What the Anniversary Asks

So here is where the 250th finds us. We possess the only founding document on Earth that protects a verb — and we have allowed the conditions for conjugating it to erode into precisely what the founders revolted against: a system where the accident of your position determines your trajectory, and striving cannot overcome the arithmetic. Understand the mood of this correctly: I am not down on humanity. I am down on the specific machines we have built that idle it.

And the cleaning is not mysterious — the hinge teaches us which debris to strip and which timbers to keep. Restore the equipping grammar, not the managing one.
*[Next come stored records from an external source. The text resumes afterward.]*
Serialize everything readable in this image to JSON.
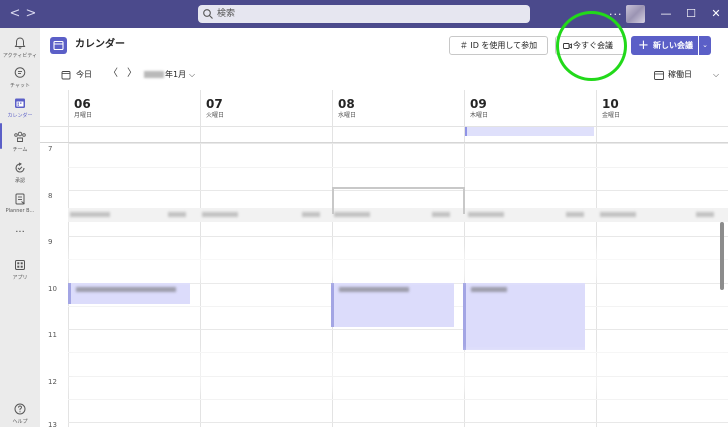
{
  "titlebar": {
    "search_placeholder": "検索",
    "more": "...",
    "min": "—",
    "max": "☐",
    "close": "✕",
    "back": "<",
    "forward": ">"
  },
  "rail": {
    "items": [
      {
        "label": "アクティビティ",
        "icon": "bell-icon"
      },
      {
        "label": "チャット",
        "icon": "chat-icon"
      },
      {
        "label": "カレンダー",
        "icon": "calendar-icon",
        "active": true
      },
      {
        "label": "チーム",
        "icon": "teams-icon"
      },
      {
        "label": "承認",
        "icon": "approval-icon"
      },
      {
        "label": "Planner B...",
        "icon": "planner-icon"
      },
      {
        "label": "...",
        "icon": "more-icon"
      },
      {
        "label": "アプリ",
        "icon": "apps-icon"
      },
      {
        "label": "ヘルプ",
        "icon": "help-icon"
      }
    ]
  },
  "header": {
    "title": "カレンダー",
    "join_label": "＃  ID を使用して参加",
    "meet_now_label": "今すぐ会議",
    "new_meeting_label": "新しい会議",
    "new_meeting_plus": "+",
    "new_meeting_drop": "⌄",
    "today_label": "今日",
    "prev": "〈",
    "next": "〉",
    "month_label": "年1月",
    "month_chevron": "⌵",
    "view_label": "稼働日",
    "view_chevron": "⌵"
  },
  "days": [
    {
      "num": "06",
      "name": "月曜日"
    },
    {
      "num": "07",
      "name": "火曜日"
    },
    {
      "num": "08",
      "name": "水曜日"
    },
    {
      "num": "09",
      "name": "木曜日"
    },
    {
      "num": "10",
      "name": "金曜日"
    }
  ],
  "hours": [
    "7",
    "8",
    "9",
    "10",
    "11",
    "12",
    "13"
  ],
  "colors": {
    "accent": "#5b5fc7",
    "titlebar": "#4b4a8c",
    "event": "#dcdcfb",
    "highlight": "#22d91a"
  }
}
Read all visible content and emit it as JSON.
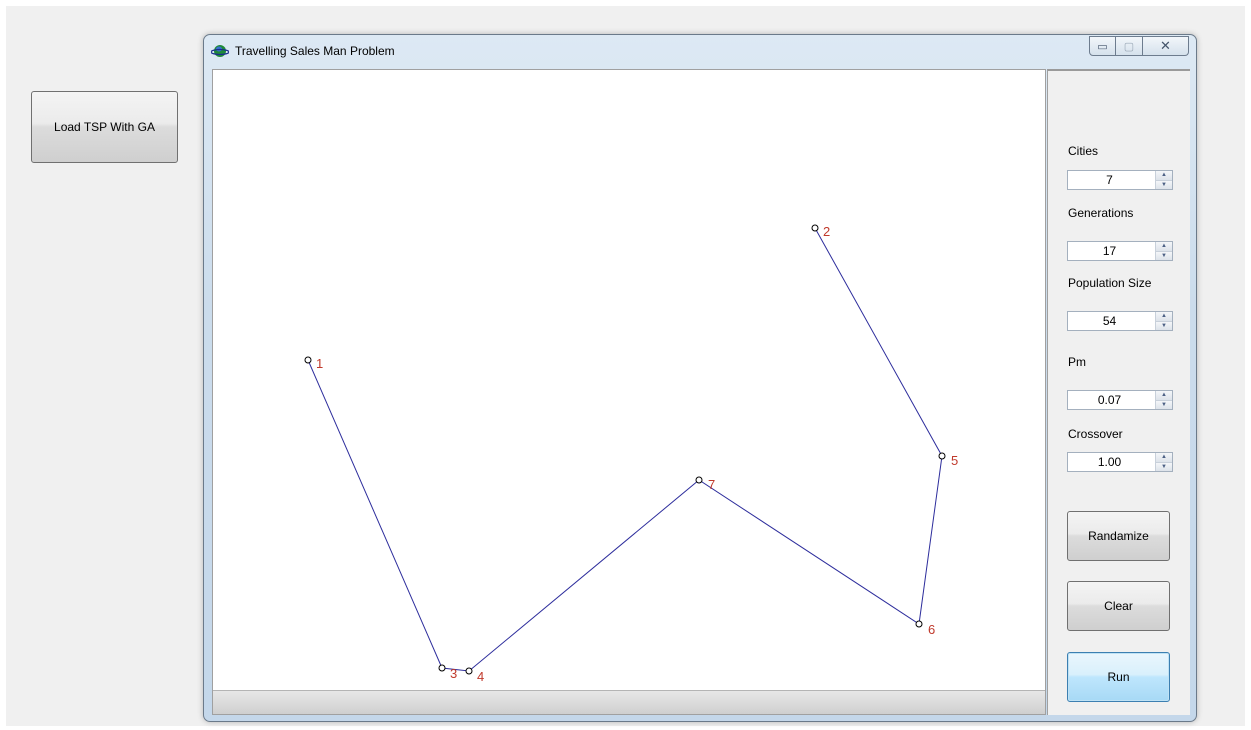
{
  "left_button": {
    "label": "Load TSP With GA"
  },
  "window": {
    "title": "Travelling Sales Man Problem",
    "icon": "globe-icon",
    "controls": {
      "minimize": "minimize-icon",
      "maximize": "maximize-icon",
      "close": "close-icon"
    }
  },
  "tour": {
    "line_color": "#2d2d9c",
    "label_color": "#c0392b",
    "cities": [
      {
        "label": "1"
      },
      {
        "label": "2"
      },
      {
        "label": "3"
      },
      {
        "label": "4"
      },
      {
        "label": "5"
      },
      {
        "label": "6"
      },
      {
        "label": "7"
      }
    ]
  },
  "panel": {
    "fields": [
      {
        "label": "Cities",
        "value": "7"
      },
      {
        "label": "Generations",
        "value": "17"
      },
      {
        "label": "Population Size",
        "value": "54"
      },
      {
        "label": "Pm",
        "value": "0.07"
      },
      {
        "label": "Crossover",
        "value": "1.00"
      }
    ],
    "buttons": {
      "randomize": "Randamize",
      "clear": "Clear",
      "run": "Run"
    }
  }
}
Draw a real participation line and fund the floor beneath it as infrastructure — universal, unconditional, no caseworker required — because a benefit that arrives without an audit is the only kind that does not convert the citizen into a case file. And be exact about the floor, because “universal” will make some readers reach for their priors: this is not a subsidy for inaction, and the founding grammar explains why not. The Homestead Act did not pay you to admire the prairie; it demanded five years of labor before the deed was yours. The GI Bill funded tuition you had to convert into a degree. The fresh start preserved your right to the next attempt, not a presidential pardon offering immunity from the last. Every equipping instrument removes the obstacles to action while leaving the acting — all of it — to you. The distinction that matters is not generous versus stingy but equipping action versus subsidizing inaction — and, at its best, the American tradition has always known the difference.

Harmonize the phase-outs that punish the climb, which shrinks the intrusive apparatus rather than expanding it. Build schools that hold children through the summer and healthcare that absorbs the swerve — tools in hands, pursuit left to the pursuer. None of this is new. It requires only that we describe the project correctly: not charity, not redistribution, but restoration. Every prior American generation extended the machinery of participation further than it found it; ours is the first to run the system in reverse, and the next 250 years begin with a choice of direction — resume the extension, or keep calling the demolition a market. The compounding only works when the agents are connected. Our predecessors wrote that into land grants and bankruptcy codes and school levies. We are not being asked to invent anything. We are being asked to remember.

I wrote about the Greek myth of a jar that, once opened, loosed every misery into the world — and held one thing back. The word for what remained, Elpis, can mean hope or it can mean foreknowledge. The Europeans, in their way, chose foreknowledge: security purchased by surrendering the upside, a known outcome in exchange for the end of the wager. America chose the other reading. We kept the jar open. We bet the entire national project on uncertainty — on the conviction that a common animal, given tools, given each other, and given the protected right to strive, will make something better than any guaranteed outcome could have promised.

Two hundred and fifty years in, that bet is not settled. It was never supposed to be. A verb has no final tense while the speaker still draws breath, and a nation founded on a verb has no End Game — only the question, renewed each generation, of whether we will maintain the conditions under which the striving remains real.

Happy Belated Fourth. Now go forth and conjugate.